After that, things got complicated and the real work was starting.  My pyobject.so (the plug-in) depended on the runtime library libpython (and the dependencies of the latter). In general, this is not bad: if you build Singular from scratch, building succeeds if and only if the dependencies were there in the first place. It is also not bad, if a package management system (rpm, deb and consorts) does the building, because it resolves such dependencies for you. To cut a long speech short: if you want to use Python, you'll have to install Python on your system. By the way, I don't know any full-featured distribution (Linux or Unix), which runs without it, so this is not really a challenge. (It would be if you want to install Singular on an embedded system. But that's a challenge anyway.)

On the other hand the Singular team distributes fall-back binaries for those users which are not able to build Singular on their own. These binaries must not have any external dependencies, because system libraries vary from distro to distro.

What about the dynamic modules which already come with Singular?
Answer:
> ldd p_Procs_FieldQ.so
        statically linked
This was a surprise. Since dynamic modules should make the binary small, I did not expect the modules itself to be linked statically, because - incorporating a whole bunch of system library stuff - now the modules become quite fat.

To be honest, until I typed that ldd command above, I thought, that shared and static are mutually exclusive. Indeed, the opposite of static is dynamic. Albeit the opposite of a shared library is a static one, a shared library itself could be linked dynamically or statically with the system libraries. So statically linked dynamic modules do make sense in the Singular context of providing fall-back binaries.

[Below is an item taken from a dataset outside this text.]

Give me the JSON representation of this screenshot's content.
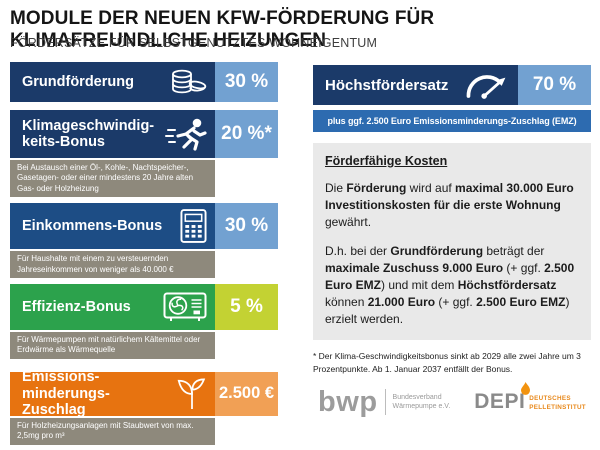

How can I archive this with pyobject.so? Just adding -shared -Xlinker -static to the Makefile did not do the job. The module was compiled and linked without error, but loading yielded an dlopen error: The symbol _Py_NoneStruct was not found.

A quick google search implied that there is something special with PyNone, so I avoided to use it. But then, the next unresolved symbol occurred. Ah, do'h! dlopen just complains about the first missing symbol. Actually, I never linked to libpython, because I put the libraries in the wrong order and (using -static) the order does matter. Also, linking like this does not complain about missing symbols, because the symbols might be resolved on runtime from the binary or other shared libraries. The latter was forbidden by the -static flag, and so, and so, and so, my module got corrupted.

Finally, I ended up with the following linkage call
  g++ pyobject.dl_o -Xlinker -static -nodefaultlibs -Xlinker -export-dynamic -shared -L/usr/lib64/python2.6 -L/usr/lib64 -lpython2.6  -lpthread -ldl  -lutil -lc -o pyobject.so

where -lpthread -ldl -lutil fulfill the dependencies of libpython2.6 and the construct -nodefaultlibs ... -lc avoids trying to link against some unused shared c++-libs (which - of course - is not possible statically).

Note that this only works, if all libraries are available in their static lib***.a variants. Even more: to get position-independent code (i. e. shared-library conforming) each of which has to be compiled with -fPIC, which is not common for .a-libs. So ./configure --with-python  tests for all of this and falls back to the classical dynamic-shared-modules in case of failure. Also, the user can force to build these light-weight modules by typing
  ./configure --with-python=module,dynamic
at the command prompt. In addition
   ./configure --with-python=embed
will incorporate the pyobject extension completely into the binary.

My best,
  Alexander
P.S.: I'm aware, there are more dependencies besides libpython, for instance the Python standard library (written in Python itself), which needs to be bundled for providing a completely distro-independent binary distribution. But that's another story.